The Power of an Honest Career

by puneinvestor

Bhave

C. B. Bhave, former chairman of the Securities and Exchange Board of India (SEBI) and  “Chandu” to his friends in the Indian civil services, is well-known in government circles as a man of high integrity. So when the Central Bureau of Investigation (CBI) launched a preliminary inquiry against him this month for alleged “irregularities” during his tenure at SEBI, the decision came back to bite the CBI and the government in the rear.

The inquiry relates to the renewal of a stock exchange license of a business group which is now embroiled in a serious fraud investigation.  Not only has Mr. Bhave been defended for his conduct by almost every upstanding official who knows his work, but it is now plain and clear to all of us who know the Indian financial sector, that there is something smelly about this whole business. The CBI has shown itself to be clueless in the financial domain or unwilling to look for the right clues and discard irrational, politically influenced lines of action.

This is a complicated and foggy story about Indian institutional failure so at the risk of oversimplifying, here are my takeaways so far:

Preliminary Inquiries

The CBI should stop disclosing preliminary inquiry information without having any hard evidence. The person against whom the inquiry is made may have the opportunity to cover his tracks. If the investigation yields nothing, the person’s name is tarnished (in Bhave’s case, he is such an exemplar that it is the CBI’s name that has been sullied). Also, any chances of gathering evidence by stealth, like the FBI got in the Rajat Gupta case through wire taps, reduce significantly.

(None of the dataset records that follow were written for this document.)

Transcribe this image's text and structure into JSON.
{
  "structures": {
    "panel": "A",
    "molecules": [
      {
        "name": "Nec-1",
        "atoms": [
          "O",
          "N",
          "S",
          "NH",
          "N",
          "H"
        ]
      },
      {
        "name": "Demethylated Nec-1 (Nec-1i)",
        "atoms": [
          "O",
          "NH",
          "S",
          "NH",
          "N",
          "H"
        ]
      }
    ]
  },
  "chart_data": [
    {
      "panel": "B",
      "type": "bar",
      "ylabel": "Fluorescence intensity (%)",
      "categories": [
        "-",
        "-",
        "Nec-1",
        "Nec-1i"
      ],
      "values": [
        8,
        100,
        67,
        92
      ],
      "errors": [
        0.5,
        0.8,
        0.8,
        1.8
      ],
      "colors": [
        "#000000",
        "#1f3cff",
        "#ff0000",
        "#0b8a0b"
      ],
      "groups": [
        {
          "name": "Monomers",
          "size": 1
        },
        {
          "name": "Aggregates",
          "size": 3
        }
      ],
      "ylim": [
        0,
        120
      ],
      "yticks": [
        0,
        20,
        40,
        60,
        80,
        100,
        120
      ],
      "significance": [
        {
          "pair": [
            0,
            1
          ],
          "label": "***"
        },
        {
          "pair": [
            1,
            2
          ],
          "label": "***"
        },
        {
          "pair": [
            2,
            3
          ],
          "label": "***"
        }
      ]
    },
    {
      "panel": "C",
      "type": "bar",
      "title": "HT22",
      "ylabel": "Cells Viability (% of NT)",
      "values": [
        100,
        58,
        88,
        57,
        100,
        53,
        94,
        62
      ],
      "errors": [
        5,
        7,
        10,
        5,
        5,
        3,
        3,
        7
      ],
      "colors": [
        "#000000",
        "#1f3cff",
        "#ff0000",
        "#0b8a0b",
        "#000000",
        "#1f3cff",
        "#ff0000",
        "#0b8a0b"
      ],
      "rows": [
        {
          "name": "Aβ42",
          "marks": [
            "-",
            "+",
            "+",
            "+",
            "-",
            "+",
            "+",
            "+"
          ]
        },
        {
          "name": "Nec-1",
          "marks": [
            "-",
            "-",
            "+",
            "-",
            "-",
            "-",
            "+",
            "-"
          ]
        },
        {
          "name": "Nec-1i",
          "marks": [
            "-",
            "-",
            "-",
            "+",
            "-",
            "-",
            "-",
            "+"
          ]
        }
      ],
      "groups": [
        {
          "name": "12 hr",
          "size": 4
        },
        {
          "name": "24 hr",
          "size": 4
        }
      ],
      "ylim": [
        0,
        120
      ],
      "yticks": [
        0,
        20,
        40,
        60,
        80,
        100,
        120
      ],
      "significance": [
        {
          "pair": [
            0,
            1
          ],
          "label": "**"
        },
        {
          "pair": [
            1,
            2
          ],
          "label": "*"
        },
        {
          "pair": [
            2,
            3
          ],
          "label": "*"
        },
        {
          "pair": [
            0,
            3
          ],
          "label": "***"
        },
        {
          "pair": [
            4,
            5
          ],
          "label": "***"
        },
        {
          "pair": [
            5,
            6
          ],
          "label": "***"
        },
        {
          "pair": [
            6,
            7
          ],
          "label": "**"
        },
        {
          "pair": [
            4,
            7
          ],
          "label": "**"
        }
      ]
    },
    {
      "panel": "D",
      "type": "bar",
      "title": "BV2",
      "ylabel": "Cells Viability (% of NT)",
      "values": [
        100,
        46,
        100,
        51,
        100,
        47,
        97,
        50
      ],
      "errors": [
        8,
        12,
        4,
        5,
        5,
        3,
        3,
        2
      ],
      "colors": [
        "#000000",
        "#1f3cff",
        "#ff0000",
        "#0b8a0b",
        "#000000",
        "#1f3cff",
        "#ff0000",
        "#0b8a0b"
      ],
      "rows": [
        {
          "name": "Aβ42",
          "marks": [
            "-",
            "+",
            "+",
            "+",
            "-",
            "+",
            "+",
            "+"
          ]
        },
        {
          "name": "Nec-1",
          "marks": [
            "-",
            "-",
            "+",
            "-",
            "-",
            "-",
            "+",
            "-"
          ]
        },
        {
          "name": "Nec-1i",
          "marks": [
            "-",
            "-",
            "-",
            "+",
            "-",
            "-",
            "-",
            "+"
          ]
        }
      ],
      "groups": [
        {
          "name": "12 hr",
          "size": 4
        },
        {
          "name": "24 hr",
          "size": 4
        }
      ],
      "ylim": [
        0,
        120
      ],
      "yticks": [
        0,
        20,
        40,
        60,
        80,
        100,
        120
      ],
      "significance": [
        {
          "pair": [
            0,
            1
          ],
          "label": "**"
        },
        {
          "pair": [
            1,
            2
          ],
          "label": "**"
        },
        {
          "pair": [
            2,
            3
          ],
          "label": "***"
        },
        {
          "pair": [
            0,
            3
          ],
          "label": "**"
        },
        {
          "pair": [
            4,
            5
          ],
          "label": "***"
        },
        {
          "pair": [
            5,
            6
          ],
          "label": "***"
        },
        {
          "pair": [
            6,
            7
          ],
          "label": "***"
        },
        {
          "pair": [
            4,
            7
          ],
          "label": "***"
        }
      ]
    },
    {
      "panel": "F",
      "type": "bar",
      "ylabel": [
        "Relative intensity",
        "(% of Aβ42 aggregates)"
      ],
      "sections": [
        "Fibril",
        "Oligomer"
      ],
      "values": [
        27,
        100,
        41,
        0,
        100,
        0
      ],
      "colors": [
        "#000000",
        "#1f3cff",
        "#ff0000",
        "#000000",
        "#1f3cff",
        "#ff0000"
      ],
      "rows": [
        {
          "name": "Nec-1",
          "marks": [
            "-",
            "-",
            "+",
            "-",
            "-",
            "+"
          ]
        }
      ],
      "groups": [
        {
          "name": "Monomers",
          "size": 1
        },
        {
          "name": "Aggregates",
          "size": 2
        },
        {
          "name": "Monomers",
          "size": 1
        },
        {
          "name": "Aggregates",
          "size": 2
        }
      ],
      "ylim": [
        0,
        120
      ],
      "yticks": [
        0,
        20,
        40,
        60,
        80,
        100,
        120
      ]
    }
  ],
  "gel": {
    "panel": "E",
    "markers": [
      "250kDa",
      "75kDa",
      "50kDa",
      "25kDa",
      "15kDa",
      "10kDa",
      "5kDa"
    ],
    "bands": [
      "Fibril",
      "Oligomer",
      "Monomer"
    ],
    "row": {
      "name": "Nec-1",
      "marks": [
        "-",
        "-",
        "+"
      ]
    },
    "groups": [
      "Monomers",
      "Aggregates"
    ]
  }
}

Is the CBI being used by powerful forces against the interests of the people of India?

The CBI has always been perceived to be operating under strong political influences. The Bhave inquiry, more than any other case, gives credence to this perception. A number of SEBI actions had been initiated by Bhave and his team against powerful players in the financial markets and it is very disappointing to have reason to believe that some of these people may be using the state machinery to embarrass and harass competent, hard-working and honest officials.

Is the CBI or its masters trying to divert attention away from the fact that it is not able or willing to move aggressively against the true culprits in the fraud investigation of the shenanigans at the erstwhile National Spot Exchange Limited (NSEL)? Bhave’s inquiry got much more press coverage than the action in the same week by the CBI against the architect of the NSEL fiasco.

It’s easy to identify dignified conduct

In its inquiry, the CBI singled out, I don’t think coincidentally, one other person, a former full-time member of SEBI, Dr. K. M. Abraham, who was instrumental in bringing a huge behemoth to book for its shady business. In all his interviews on this matter to date, Mr. Bhave has spoken loudest not in defence of himself but of Dr. Abraham. Don’t know about you, but this looks to me like the conduct of a man on high moral ground.

India has a long way to go

Cry, Indian capitalists. India’s institutions have a long way to go before they become half-way decent in serving the interests of the people through free and fair markets and are not so malleable by dark forces as they are today.   The silver lining in all of this is the fact that a reputation as sturdy as Bhave’s allowed him to emphatically reject the might of the most powerful people in the country when they tried to throw muck at him.

Thank you, Bhave Sir, for allowing us, the people of India, to retain a shred of optimism for a better tomorrow.